Sir Richard John Roberts FRS (born 6 September 1943, Derby) is a British biochemist and molecular biologist.
Richard Roberts | |
---|---|
Born | |
Nationality | British |
Known for | introns |
Awards | 1993 Nobel Prize in Physiology or Medicine |
Scientific career | |
Fields | molecular biologist |
He was awarded the 1993 Nobel Prize in Physiology or Medicine with Phillip Sharp for "the discovery that genes in eukaryotes are not contiguous strings but contain introns, and that the splicing of messenger RNA to delete those introns can occur in different ways, yielding different proteins from the same DNA sequence".[1]
Roberts has worked at Harvard University, Cold Spring Harbor Laboratory and New England Biolab. He was knighted in the 2008 Birthday Honours.[2]
Work
It used to be thought that each gene on DNA coded for a single protein in a continuous strip. Roberts and Sharp independently found out that the genes in adenovirus (which causes the common cold), were split into segments that were combined later in RNA processing.
In 1997 Roberts proved that in the adenovirus coding DNA is separated by stretches of DNA which are non-coding. The coding sections are exons, and the non-coding sections are introns.
Furthermore, it turned out that this structure occurs in all higher organisms. The discovery that a gene in could be present in the genetic material as several distinct and separate segments was revolutionary.

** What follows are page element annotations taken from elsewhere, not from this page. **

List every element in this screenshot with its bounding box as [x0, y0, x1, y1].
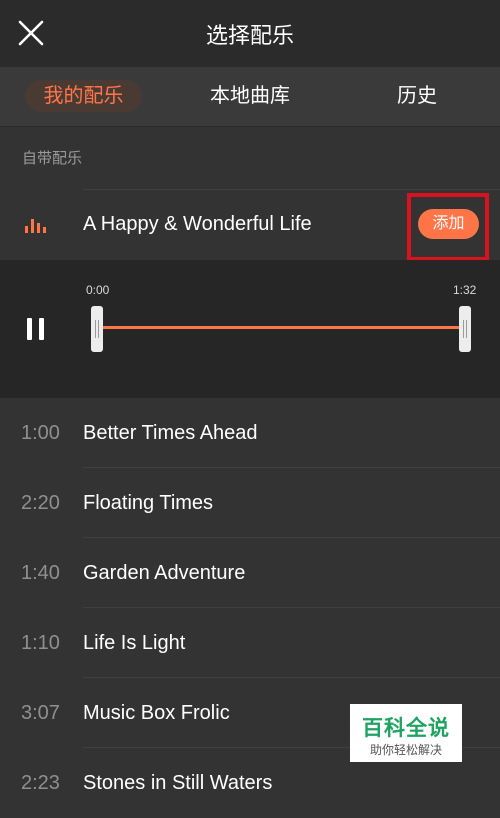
pause-icon	[27, 318, 32, 340]
track-duration: 3:07	[21, 702, 60, 724]
close-icon	[18, 20, 44, 46]
close-button[interactable]	[14, 16, 48, 50]
tab-bar: 我的配乐 本地曲库 历史	[0, 67, 500, 127]
track-row[interactable]: 1:00 Better Times Ahead	[0, 398, 500, 468]
selected-track-name: A Happy & Wonderful Life	[83, 213, 312, 235]
tab-local-library[interactable]: 本地曲库	[190, 80, 310, 112]
pause-icon	[39, 318, 44, 340]
track-name: Floating Times	[83, 492, 214, 514]
section-label: 自带配乐	[22, 150, 83, 167]
header-bar: 选择配乐	[0, 0, 500, 67]
trim-end-handle[interactable]	[459, 306, 471, 352]
track-name: Music Box Frolic	[83, 702, 230, 724]
track-duration: 2:23	[21, 772, 60, 794]
selected-track-row[interactable]: A Happy & Wonderful Life 添加	[0, 190, 500, 261]
track-duration: 1:40	[21, 562, 60, 584]
add-button[interactable]: 添加	[418, 209, 479, 239]
pause-button[interactable]	[24, 316, 50, 342]
equalizer-icon	[25, 219, 46, 233]
trim-start-handle[interactable]	[91, 306, 103, 352]
track-duration: 1:00	[21, 422, 60, 444]
trim-range	[98, 326, 466, 329]
end-time: 1:32	[453, 283, 477, 297]
tab-my-music[interactable]: 我的配乐	[25, 80, 142, 112]
track-row[interactable]: 1:10 Life Is Light	[0, 608, 500, 678]
track-name: Stones in Still Waters	[83, 772, 273, 794]
track-duration: 1:10	[21, 632, 60, 654]
watermark-title: 百科全说	[362, 717, 450, 740]
tab-history[interactable]: 历史	[370, 80, 464, 112]
track-name: Better Times Ahead	[83, 422, 258, 444]
track-duration: 2:20	[21, 492, 60, 514]
trim-player: 0:00 1:32	[0, 260, 500, 398]
watermark-logo: 百科全说 助你轻松解决	[350, 704, 462, 762]
track-name: Garden Adventure	[83, 562, 246, 584]
start-time: 0:00	[86, 283, 110, 297]
track-row[interactable]: 2:20 Floating Times	[0, 468, 500, 538]
track-row[interactable]: 1:40 Garden Adventure	[0, 538, 500, 608]
page-title: 选择配乐	[205, 23, 294, 48]
track-name: Life Is Light	[83, 632, 186, 654]
watermark-subtitle: 助你轻松解决	[369, 743, 442, 757]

The second part of Robert's work was in gene-splitting and gene splicing. This means to cut pieces out of, and add pieces to, a coding sequence. This creates a protein which works differently from the original version.[3] This is now used in genetic engineering.

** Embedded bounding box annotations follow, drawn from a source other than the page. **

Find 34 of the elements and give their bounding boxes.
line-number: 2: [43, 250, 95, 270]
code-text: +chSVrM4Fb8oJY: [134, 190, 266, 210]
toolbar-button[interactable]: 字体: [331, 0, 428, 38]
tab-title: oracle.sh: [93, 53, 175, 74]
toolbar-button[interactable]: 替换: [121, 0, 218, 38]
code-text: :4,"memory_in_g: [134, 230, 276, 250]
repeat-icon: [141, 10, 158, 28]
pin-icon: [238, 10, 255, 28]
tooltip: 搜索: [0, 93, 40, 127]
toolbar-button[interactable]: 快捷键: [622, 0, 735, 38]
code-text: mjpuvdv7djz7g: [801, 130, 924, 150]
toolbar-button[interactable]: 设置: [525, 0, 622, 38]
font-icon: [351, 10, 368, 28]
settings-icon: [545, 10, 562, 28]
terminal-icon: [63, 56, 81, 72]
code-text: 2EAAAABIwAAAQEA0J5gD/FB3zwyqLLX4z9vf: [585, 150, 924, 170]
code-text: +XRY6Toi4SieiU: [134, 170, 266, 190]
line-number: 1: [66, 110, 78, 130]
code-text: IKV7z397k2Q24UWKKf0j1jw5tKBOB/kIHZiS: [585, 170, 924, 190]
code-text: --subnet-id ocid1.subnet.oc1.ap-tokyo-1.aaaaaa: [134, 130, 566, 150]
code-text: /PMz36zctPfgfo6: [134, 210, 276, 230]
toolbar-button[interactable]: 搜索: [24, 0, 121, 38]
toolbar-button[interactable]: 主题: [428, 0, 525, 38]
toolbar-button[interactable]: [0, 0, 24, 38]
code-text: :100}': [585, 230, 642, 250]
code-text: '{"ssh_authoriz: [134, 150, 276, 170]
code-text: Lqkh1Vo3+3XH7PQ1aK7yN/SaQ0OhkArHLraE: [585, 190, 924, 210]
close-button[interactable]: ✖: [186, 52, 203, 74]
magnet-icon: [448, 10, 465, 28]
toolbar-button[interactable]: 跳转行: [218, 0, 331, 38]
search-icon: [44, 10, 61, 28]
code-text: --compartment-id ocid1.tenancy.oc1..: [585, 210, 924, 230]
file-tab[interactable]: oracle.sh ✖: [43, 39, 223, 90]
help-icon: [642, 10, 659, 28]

Suggested effect on evolution
This kind of structure may allow more flexible responses to environmental change, and so speed up evolution. The structure may also be responsible for a number of inherited genetic defects.

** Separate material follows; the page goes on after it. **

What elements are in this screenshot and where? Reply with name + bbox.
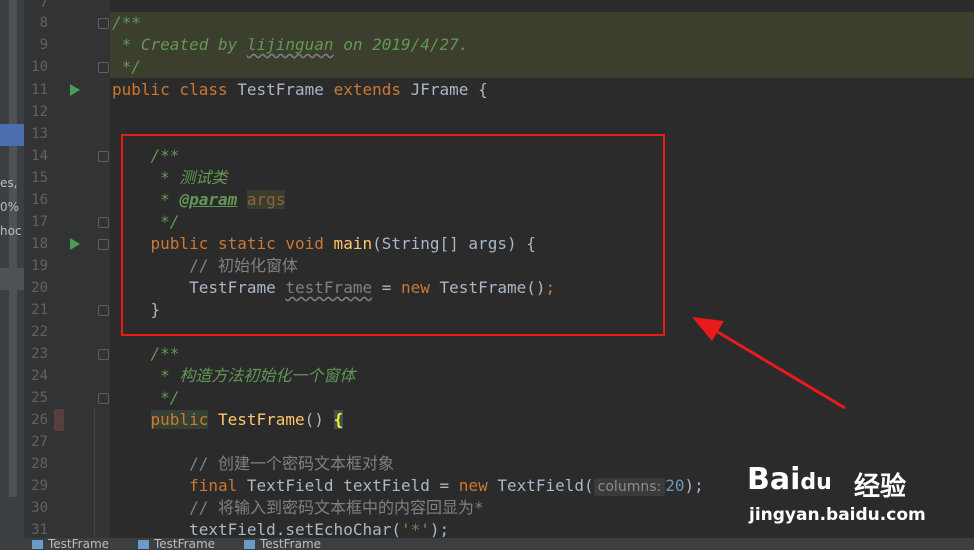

Here's a key part of the Nobel presentation speech by Professor Bertil Daneholt of the Nobel Assembly of the Karolinska Institute:
- "Earlier it was believed that genes evolve mainly through the accumulation of small discrete changes in the genetic material. But their mosaic gene structure also permits higher organisms to restructure genes in another, more efficient way. This is because during the course of evolution, gene segments - the individual pieces of the mosaic - are regrouped in the genetic material, which creates new mosaic patterns and hence new genes. This reshuffling process presumably explains the rapid evolution of higher organisms".[4]